Peter J. Thuesen
In the fall of 1989, I arrived as a freshman at the University of North Carolina at Chapel Hill with dreams of an eventual career in journalism or the foreign service. I was particularly fascinated by Russia—Mikhail Gorbachev was then pursing the reforms that would end in the Soviet Union’s collapse—but the Russian history course I wanted to take was already closed. So on a whim, I registered for Professor Peter Iver Kaufman’s Religion 27: Introduction to the History of Christian Traditions.
Professor Kaufman was a whirlwind of energy, and I was blown away. It was a large lecture class, with auditorium-style seating, and he fairly leaped from place to place, often calling on students at random.

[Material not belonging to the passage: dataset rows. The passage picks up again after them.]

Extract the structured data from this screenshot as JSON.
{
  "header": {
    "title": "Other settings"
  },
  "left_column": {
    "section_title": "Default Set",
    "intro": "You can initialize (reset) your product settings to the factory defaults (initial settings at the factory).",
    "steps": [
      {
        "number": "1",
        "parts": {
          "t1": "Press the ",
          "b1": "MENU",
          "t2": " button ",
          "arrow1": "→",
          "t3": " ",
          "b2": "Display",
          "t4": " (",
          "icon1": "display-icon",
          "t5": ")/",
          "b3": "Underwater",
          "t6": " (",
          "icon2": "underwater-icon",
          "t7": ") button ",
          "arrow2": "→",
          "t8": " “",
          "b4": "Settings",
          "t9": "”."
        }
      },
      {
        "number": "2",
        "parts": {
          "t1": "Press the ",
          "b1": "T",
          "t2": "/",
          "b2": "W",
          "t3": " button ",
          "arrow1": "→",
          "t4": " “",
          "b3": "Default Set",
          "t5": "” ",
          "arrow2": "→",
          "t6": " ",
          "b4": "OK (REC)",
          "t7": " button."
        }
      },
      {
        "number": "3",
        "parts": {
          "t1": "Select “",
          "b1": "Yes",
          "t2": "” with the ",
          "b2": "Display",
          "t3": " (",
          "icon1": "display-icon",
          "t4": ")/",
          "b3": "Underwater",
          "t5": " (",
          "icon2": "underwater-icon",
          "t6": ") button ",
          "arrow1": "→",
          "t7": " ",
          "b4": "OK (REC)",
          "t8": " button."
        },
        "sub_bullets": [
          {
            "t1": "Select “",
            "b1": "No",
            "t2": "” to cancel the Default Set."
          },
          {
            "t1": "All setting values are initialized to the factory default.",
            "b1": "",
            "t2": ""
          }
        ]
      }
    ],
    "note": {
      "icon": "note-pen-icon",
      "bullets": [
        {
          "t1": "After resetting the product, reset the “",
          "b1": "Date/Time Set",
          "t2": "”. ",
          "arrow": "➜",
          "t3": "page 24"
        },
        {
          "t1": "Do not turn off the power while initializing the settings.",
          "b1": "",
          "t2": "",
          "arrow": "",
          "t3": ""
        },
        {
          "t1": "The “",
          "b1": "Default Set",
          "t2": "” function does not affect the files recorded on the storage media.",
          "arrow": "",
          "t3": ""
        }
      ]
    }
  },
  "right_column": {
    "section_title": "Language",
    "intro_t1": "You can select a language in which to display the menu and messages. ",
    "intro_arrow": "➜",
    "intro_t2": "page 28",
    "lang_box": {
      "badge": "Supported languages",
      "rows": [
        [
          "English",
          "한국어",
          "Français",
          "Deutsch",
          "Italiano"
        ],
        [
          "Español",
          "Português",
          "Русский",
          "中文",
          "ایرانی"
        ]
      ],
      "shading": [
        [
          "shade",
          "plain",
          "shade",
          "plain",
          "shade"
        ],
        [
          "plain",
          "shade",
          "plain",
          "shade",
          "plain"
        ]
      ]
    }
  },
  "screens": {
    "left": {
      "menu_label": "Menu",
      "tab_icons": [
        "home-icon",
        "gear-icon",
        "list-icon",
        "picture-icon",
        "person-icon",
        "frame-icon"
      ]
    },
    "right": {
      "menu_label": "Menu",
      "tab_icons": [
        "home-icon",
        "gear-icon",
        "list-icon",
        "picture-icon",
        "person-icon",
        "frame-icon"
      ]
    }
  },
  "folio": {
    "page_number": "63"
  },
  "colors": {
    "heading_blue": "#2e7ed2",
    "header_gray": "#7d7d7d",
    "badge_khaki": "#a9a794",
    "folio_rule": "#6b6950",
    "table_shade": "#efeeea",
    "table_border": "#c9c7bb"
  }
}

Throwing caution to the wind, I signed up for the Honors section, which involved meeting with him in a small weekly recitation. There he was no less energetic, spilling much red ink on my papers. I still laugh in recalling his marginal note when I misspelled the verb tailor as “taylor”: “As in James?” he wrote, referencing one of Chapel Hill’s favorite sons.
But the best part of the class was the way Professor Kaufman made bygone episodes in the history of Christianity come alive through storytelling.
One quirky example has always stuck with me. It came when he was lecturing on the Donatists, the faction of militant purists who accused some of the early Christian bishops of being too lax in their compromises with the state.
The Donatists’ most famous opponent was Saint Augustine, who was determined to show that they, not the Catholics, were the morally reprehensible ones. In a letter to Boniface, a Roman general, he recounted the treatment of Maximian, a Catholic bishop, by a violent Donatist mob. After beating Maximian savagely, they threw him down from a high tower.
Fortunately, according to Augustine, Maximian landed on “a heap of something soft.” At this point in the narrative, Professor Kaufman paused over Augustine’s words. “A heap of something soft,” he repeated, with a mischievous grin.
Maximian had landed in a pile of manure. In all likelihood, it was a pile of human excrement, as the townspeople were accustomed to defecating at the base of the tower. But in recounting the incident to an imperial official, Augustine had euphemized—softened—his language: Maximian landed in “something soft.”
Why did this so capture my eighteen-year-old imagination? Perhaps it appealed to my juvenile sense of humor. But on a deeper level, it revealed to me how historical texts are never sterile but are mixed with complicated human motives. Even the church’s saints like Augustine were not above posturing, exaggerating, obfuscating, and, yes, euphemizing, as the situation demanded. Even the saints sometimes wallowed in the dung.
Before the end of that semester, I was hooked on the history of Christianity. In Professor Kaufman’s class, I fell in love with dissecting historical texts for the surprising stories they reveal.
I still remember the excitement I felt sitting in a study carrel on the eighth floor of UNC’s Davis Library and realizing that I could, with diligent effort, make sense of dense primary sources by Augustine and other greats. (When I was done highlighting the readings in the photocopied course pack, I suspect there was more yellow on the pages than white.)
It takes a great teacher to light that sort of fire in a student. I had other outstanding professors in Religious Studies at UNC, but I credit Peter Kaufman with first drawing me into the program. As a professor myself, I’ve tried to emulate his model, recognizing that the flash of inspiration for a student can come unexpectedly, even in a heap of something soft.